Using structural equation modeling, the researchers in this study discovered a connection between a father’s behavior at 10 months and their child’s health indicators at age seven.
Fathers who showed less sensitivity to their child at 10 months were more likely to compete for the child’s attention and/or withdraw from family play when the child was 24 months old. When fathers displayed higher levels of competitive-withdrawal parenting behavior at 24-months, those children displayed higher levels of HbA1c and CRP at age seven, completing the connection from father’s engagement at 10 months to the child's health more than six years later.
“No one will be surprised to learn that treating your children appropriately and with warmth is good for them,” said Hannah Schreier, associate professor of biobehavioral health, Penn State Social Science Research Institute co-funded faculty member and senior author of this study. “But it might surprise people that a father’s behavior before a baby is old enough to form permanent memories can affect that child’s health when they are in second grade. It is generally understood that family dynamics affect development and mental health, but those dynamics affect physical health as well and play out over years.”
Much of what made this research novel, according to the researchers, was their ability to use observations of actual parent-child interactions in their own homes.
“Researchers studying parenting are often forced to rely on parents’ self-reports of their behavior,” said Jennifer Graham-Engeland, Elizabeth Fenton Susman Professor of Biobehavioral Health and co-author of this study. “When any of us self-report something, we can be influenced by what we remember or how we want to be seen — which may not represent how we actually behaved. And, of course, children this young can't report on how their parents acted. The Family Foundations data made possible this intimate look into family lives as well as the connection of those interactions to later biological indicators of health. We believe this allowed us to create a more accurate picture of the influence of fathers than was possible previously.”
The researchers said they anticipated that mothers’ co-parenting behavior would have an impact similar to fathers’ co-parenting behavior, but the results of this study did not reveal a specific impact of mother’s warmth at 10 months or competitive-withdrawal co-parenting at age two or on the child’s health measures at age seven.
“The lack of clear results based on the mothers’ coparenting was not expected,” said Graham-Engeland, associate director of the Penn State Center for Healthy Aging. “There could be many reasons for this, but one theory in the literature relates to the father’s role in the family that may play out in different ways.

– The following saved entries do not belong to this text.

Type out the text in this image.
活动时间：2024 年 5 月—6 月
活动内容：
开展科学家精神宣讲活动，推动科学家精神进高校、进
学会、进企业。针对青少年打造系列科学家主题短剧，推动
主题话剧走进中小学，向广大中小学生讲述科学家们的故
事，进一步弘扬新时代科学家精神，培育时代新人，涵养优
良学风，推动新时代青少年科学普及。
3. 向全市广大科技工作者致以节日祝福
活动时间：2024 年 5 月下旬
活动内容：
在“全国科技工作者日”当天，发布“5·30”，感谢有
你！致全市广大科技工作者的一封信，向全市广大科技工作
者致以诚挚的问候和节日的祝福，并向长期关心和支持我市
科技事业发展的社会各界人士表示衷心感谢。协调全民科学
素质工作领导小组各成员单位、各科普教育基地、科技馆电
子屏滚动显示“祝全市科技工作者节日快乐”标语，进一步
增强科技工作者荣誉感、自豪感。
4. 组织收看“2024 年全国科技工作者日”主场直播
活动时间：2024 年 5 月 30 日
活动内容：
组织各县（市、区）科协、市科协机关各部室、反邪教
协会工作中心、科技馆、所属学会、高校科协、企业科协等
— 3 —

In two-parent families like the ones in this study — the mother is frequently the primary caregiver; so, it is possible that whatever the mother’s behavior, it tends to represent the norm in the family, whereas the father’s role tends to be one that reinforces the norm or disrupts it. It is also likely that mothers affect children’s health in ways other than those specifically examined in this study.”
According to the researchers, it is important to remember that each family is different, and everyone in a family affects others more than they may know. This study was limited to families with a father, a mother and their first-born child, but the research team noted that there are many other family structures that may involve grandparents, single parents, same-sex parents and more. Additionally, they said that family dynamics change if more children are added or if the parents separate.
“What I hope people will take from this research is that fathers, alongside mothers, have a profound impact on family function that can reverberate through the child’s health years later,” Aytuglu said. “As a society, supporting fathers — and everyone in a child’s household — is an important part of promoting children’s health.”
Other Penn State researchers contributing to this study include Mark Feinberg, research professor of health and human development and affiliated with the Edna Bennett Pierce Prevention Research Center; Samantha Murray-Perdue, assistant research professor at the Edna Bennett Pierce Prevention Research Center; and C. Andrew Conway, postdoctoral scholar at the Edna Bennett Pierce Prevention Research Center.
The National Institutes of Health funded this research.